|Image courtesy of|
I didn't actually attend Book Expo America this week, but I feel like I might as well have, considering all the articles, blogs, and tweets that filled the digital airwaves.
I imagined BEA to be an amazing experience in celebration of books. Based on some of the coverage, I thought it was neat to see what kind of new books were releasing in the Fall and beyond.
But from a distance, it also kinda looked like a weird family reunion, where warring cousins put down their arms just long enough not grieve Grandma and the new in-laws were shunned. That was mostly from talks on the business of publishing and digital books. And digital books have seem to become almost synonymous with self-publishing these days, since it's a low cost platform for independent writers to distribute their work.

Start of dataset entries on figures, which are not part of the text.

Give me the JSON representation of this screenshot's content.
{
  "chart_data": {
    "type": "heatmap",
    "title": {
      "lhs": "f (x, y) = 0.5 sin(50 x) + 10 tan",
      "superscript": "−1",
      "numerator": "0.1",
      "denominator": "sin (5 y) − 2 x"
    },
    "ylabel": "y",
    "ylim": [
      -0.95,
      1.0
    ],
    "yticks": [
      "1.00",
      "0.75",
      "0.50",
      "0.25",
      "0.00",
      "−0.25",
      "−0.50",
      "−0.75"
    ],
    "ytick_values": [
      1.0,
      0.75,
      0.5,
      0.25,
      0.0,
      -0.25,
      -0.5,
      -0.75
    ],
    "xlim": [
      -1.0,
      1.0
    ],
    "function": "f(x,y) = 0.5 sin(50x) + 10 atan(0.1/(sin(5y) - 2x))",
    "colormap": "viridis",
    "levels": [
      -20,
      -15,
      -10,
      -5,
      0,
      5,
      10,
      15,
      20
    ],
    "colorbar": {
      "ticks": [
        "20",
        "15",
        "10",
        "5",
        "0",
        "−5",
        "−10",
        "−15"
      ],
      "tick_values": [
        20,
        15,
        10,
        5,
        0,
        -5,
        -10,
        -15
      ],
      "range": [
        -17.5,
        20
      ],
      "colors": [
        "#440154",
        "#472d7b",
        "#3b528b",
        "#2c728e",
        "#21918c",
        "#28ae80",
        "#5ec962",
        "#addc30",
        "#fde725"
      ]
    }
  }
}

|Image courtesy of Cheerios(R).|
But it seems like the friction between the two is getting more vehement. It's like one says to the other, "You're not a real buyer for buying cheap generic," and the other retorts, "You're an insufferable snob for wasting money on Cheerios." Alter those two statements to refer to books, and that's sorta what some of the BEA presentations and subsequent responses appeared like.
It's a little sad. It's like saying someone isn't a "real" artist because her work appears on Etsy instead of an art gallery, or that another isn't a "real" musician because he's not signed to a label. On the other side, it's like saying someone is a tool of the industry if she or he chooses to sign with a publisher or label.
Some people like generic brands and others like Cheerios. They choose the options that work for them, and there's nothing wrong with that.
I do think it's a a little weird when an author says Amazon is evil for allowing self-pubbers to flood the market with poor quality books. They can have their publisher remove their books from Amazon then, if they don't want them to sell it next to the "bad" books. It's a simple solution, isn't it?
And there are people who jump from one "side" to the other with amazing results. Some authors like JA Konrath and others started out as traditionals and then decided to self-pub, and it totally worked in their favor. Amanda Hocking, Christopher Paolini, and Beatrix Potter self-pubbed first before going traditional, and the rest is history. Others are doing both and crowdfunding through Kickstarter (for example) to get their indie projects off the line. Options!
I don't think traditional publishers are dead, and I think they'll figure out how to operate with changing business models and such. And it'll take time. After all, it takes a traditional publisher YEARS to acquire and release a book, so naturally they'll take a while to get things sorted. But I think they will eventually. I also don't think self-pubbing is a fad. It's an option that I don't think is a bad one (obviously). After all, an author gets to retain all her rights, so why should she not experiment with and exploit those rights how she sees fit?
And at the end of the day, the readers/consumers are going to be the ultimate judges when they vote with their dollars. It works that way on both sides. I don't think people have to worry about poor quality books flooding the market. (News Flash: They already have. You would've seen that straight away if you were one of the first ever buyers of Seranfyll for the Kindle :p Thank God for cool people catching typos and re-uploads.) And like on both sides, the cream is always going to rise to the top because the consumer is buying what she wants, whether generic or name brand.